Baghdad, JUly 19: One Iraqi soldier was killed and six people were wounded in twin bomb attacks in Abu Ghraib, just west of the Iraqi capital, police said on Sunday.
The soldier died when a roadside bomb planted near a police checkpoint exploded. A second soldier and two policemen were wounded in the blast, police told the German Press Agency dpa.
Three other people were injured when a car bomb exploded in an outdoor market in Abu Ghraib, which lies 20 kilometres to the west of Baghdad, police said.
Sunday’s attacks came amid renewed fighting between insurgents and those working with the government security forces in Iraq’s Sunni Muslim heartland to the west of Baghdad.
On Saturday, Sheikh Naim Salih al-Halubsi, the leader of the local Sahwa (“Awakening”) Council, was wounded when a bomb exploded as he passed through the Karama district of Faluja, medics in Faluja said.
Three of his bodyguards, including his son, were killed in the attack, police told dpa.

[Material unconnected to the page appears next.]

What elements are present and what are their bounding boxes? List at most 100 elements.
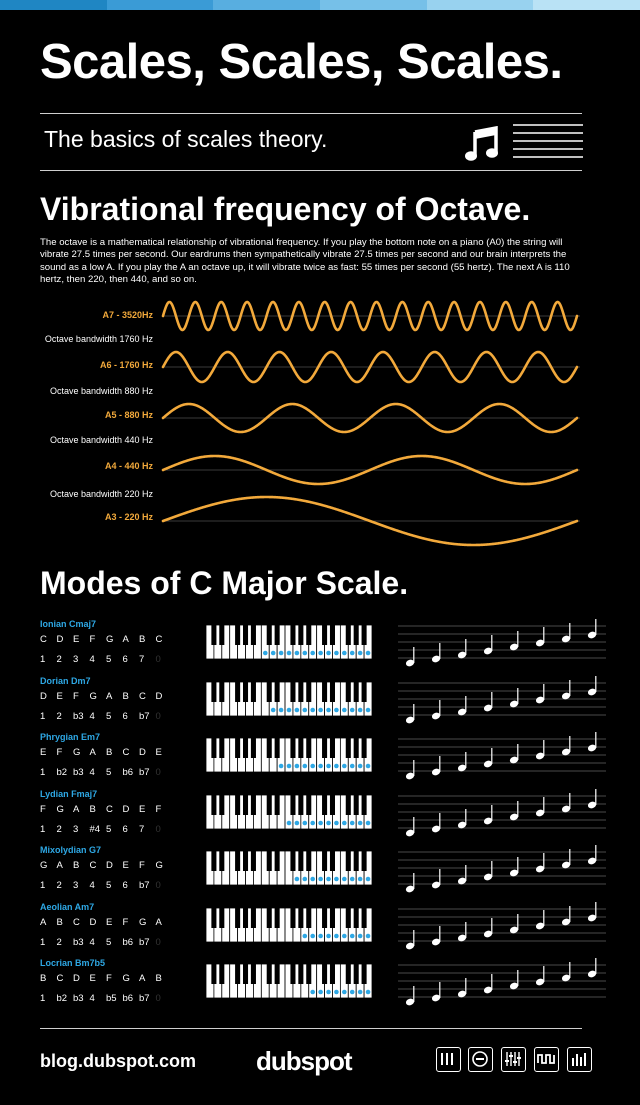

Faluja, 50 kilometres west of Baghdad, was the site of some of the worst fighting between Sunni insurgents and US and Iraqi forces until the government enticed armed groups to switch sides and form Sahwa Councils to maintain security with promises of weapons, training and money last year.

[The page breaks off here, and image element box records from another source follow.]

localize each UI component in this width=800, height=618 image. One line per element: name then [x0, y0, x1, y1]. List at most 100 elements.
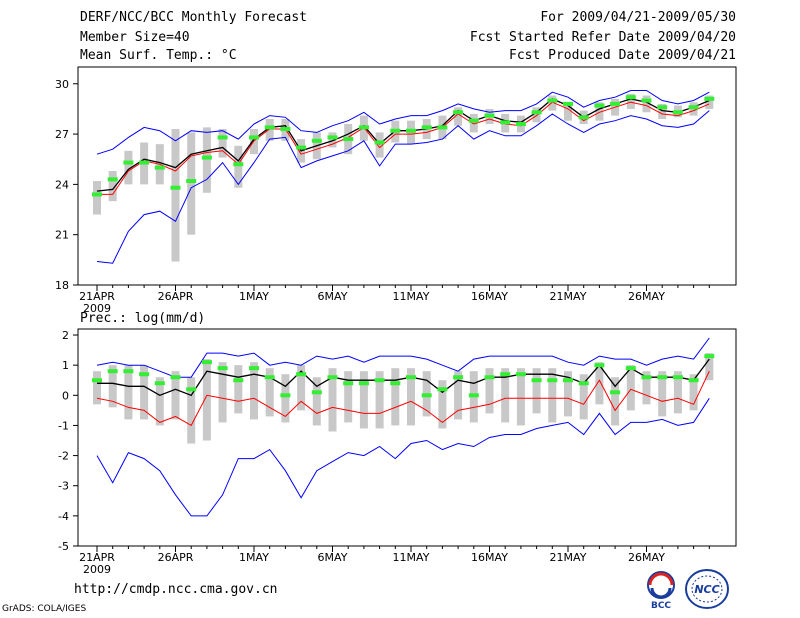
temp-obs-marker: [468, 118, 479, 123]
prec-spread-bar: [297, 365, 306, 411]
prec-ytick-label: -2: [58, 450, 69, 463]
prec-ytick-label: -4: [58, 510, 69, 523]
temp-obs-marker: [249, 135, 259, 140]
prec-obs-marker: [515, 372, 526, 377]
prec-spread-bar: [265, 368, 274, 417]
prec-spread-bar: [642, 371, 651, 405]
temp-obs-marker: [672, 110, 683, 115]
temp-obs-marker: [453, 110, 464, 115]
prec-obs-marker: [343, 381, 354, 386]
temp-obs-marker: [563, 101, 573, 106]
temp-obs-marker: [186, 179, 197, 184]
temp-ytick-label: 27: [55, 128, 69, 141]
temp-max-line: [96, 90, 710, 155]
temp-obs-marker: [688, 105, 699, 110]
temp-median-line: [97, 101, 710, 195]
temp-xtick-label: 21MAY: [550, 290, 587, 303]
prec-obs-marker: [233, 378, 244, 383]
temp-obs-marker: [421, 125, 432, 130]
precip-variable-label: Prec.: log(mm/d): [80, 311, 205, 326]
temp-spread-bar: [234, 145, 243, 188]
prec-obs-marker: [657, 375, 668, 380]
temp-ytick-label: 30: [55, 78, 69, 91]
prec-ytick-label: -5: [58, 540, 69, 553]
prec-obs-marker: [280, 393, 291, 398]
temp-obs-marker: [107, 177, 118, 182]
prec-spread-bar: [359, 371, 368, 429]
temp-spread-bar: [265, 118, 274, 141]
prec-obs-marker: [186, 387, 197, 392]
temp-obs-marker: [610, 101, 621, 106]
prec-spread-bar: [234, 365, 243, 414]
temp-obs-marker: [641, 98, 652, 103]
temp-ytick-label: 24: [55, 178, 69, 191]
prec-obs-marker: [563, 378, 573, 383]
prec-spread-bar: [108, 365, 117, 408]
prec-spread-bar: [407, 368, 415, 426]
prec-obs-marker: [249, 366, 259, 371]
prec-spread-bar: [312, 377, 321, 426]
temp-frame: [77, 66, 737, 286]
temp-obs-marker: [374, 140, 385, 145]
prec-spread-bar: [689, 374, 698, 411]
prec-obs-marker: [217, 366, 228, 371]
temp-obs-marker: [154, 165, 165, 170]
temp-xtick-label: 21APR: [79, 290, 115, 303]
prec-obs-marker: [406, 375, 416, 380]
prec-spread-bar: [250, 362, 258, 420]
prec-spread-bar: [438, 380, 447, 429]
prec-obs-marker: [201, 360, 212, 365]
prec-obs-marker: [625, 366, 636, 371]
prec-spread-bar: [187, 377, 196, 444]
temp-obs-marker: [327, 135, 338, 140]
temp-obs-marker: [264, 125, 275, 130]
temp-obs-marker: [625, 95, 636, 100]
prec-obs-marker: [468, 393, 479, 398]
chart-title: DERF/NCC/BCC Monthly Forecast: [80, 10, 307, 25]
temp-xtick-label: 26MAY: [628, 290, 665, 303]
temp-obs-marker: [515, 122, 526, 127]
prec-obs-marker: [531, 378, 542, 383]
prec-spread-bar: [516, 368, 525, 426]
temp-xtick-label: 26APR: [158, 290, 194, 303]
temp-obs-marker: [531, 110, 542, 115]
temp-xtick-label: 16MAY: [471, 290, 508, 303]
temp-obs-marker: [358, 125, 369, 130]
prec-frame: [77, 328, 737, 547]
temp-xtick-label: 1MAY: [239, 290, 269, 303]
prec-spread-bar: [375, 371, 384, 429]
prec-obs-marker: [358, 381, 369, 386]
prec-obs-marker: [123, 369, 134, 374]
temp-xtick-label: 6MAY: [318, 290, 348, 303]
prec-ytick-label: -3: [58, 480, 69, 493]
forecast-started: Fcst Started Refer Date 2009/04/20: [469, 30, 736, 45]
prec-spread-bar: [532, 368, 541, 414]
temp-spread-bar: [658, 103, 667, 119]
prec-spread-bar: [218, 362, 227, 423]
temp-spread-bar: [202, 127, 211, 193]
prec-spread-bar: [658, 371, 667, 417]
temp-obs-marker: [123, 160, 134, 165]
prec-obs-marker: [170, 375, 181, 380]
prec-spread-bar: [328, 368, 337, 432]
bcc-logo-text: BCC: [651, 601, 671, 610]
temp-spread-bar: [454, 107, 463, 126]
prec-ytick-label: -1: [58, 419, 69, 432]
prec-obs-marker: [264, 375, 275, 380]
temp-spread-bar: [171, 129, 180, 262]
prec-obs-marker: [688, 378, 699, 383]
prec-obs-marker: [594, 363, 605, 368]
website-url[interactable]: http://cmdp.ncc.cma.gov.cn: [74, 582, 278, 597]
precipitation-panel: -5 -4 -3 -2 -1 0 1 2 21APR 26APR 1MAY 6MAY 11MAY 16MA…: [58, 328, 737, 576]
temp-mean-line: [96, 98, 710, 192]
prec-xtick-label: 21APR: [79, 551, 115, 564]
prec-spread-bar: [202, 359, 211, 441]
prec-year-label: 2009: [83, 563, 111, 576]
prec-xtick-label: 26MAY: [628, 551, 665, 564]
temp-spread-bar: [532, 107, 541, 123]
temp-obs-marker: [500, 120, 511, 125]
prec-xtick-label: 26APR: [158, 551, 194, 564]
temp-spread-bar: [564, 102, 572, 121]
prec-median-line: [96, 370, 710, 427]
prec-obs-marker: [154, 381, 165, 386]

Since then, the city has been relatively quiet, though a series of recent attacks targeting those who work with the government have raised concerns that insurgents may be regrouping in the area.
On Friday, a bomb planted outside the home of a high-ranking police officer and former Sahwa leader killed his two young sons and wounded 11 other people, police said. That same day, a bomb planted in a football field killed one person and injured nine others.
On Tuesday, police arrested three men on suspicion of kidnapping and torturing to death the 11-year-old son of a police officer in Saqlawiya, 12 kilometres north of Faluja.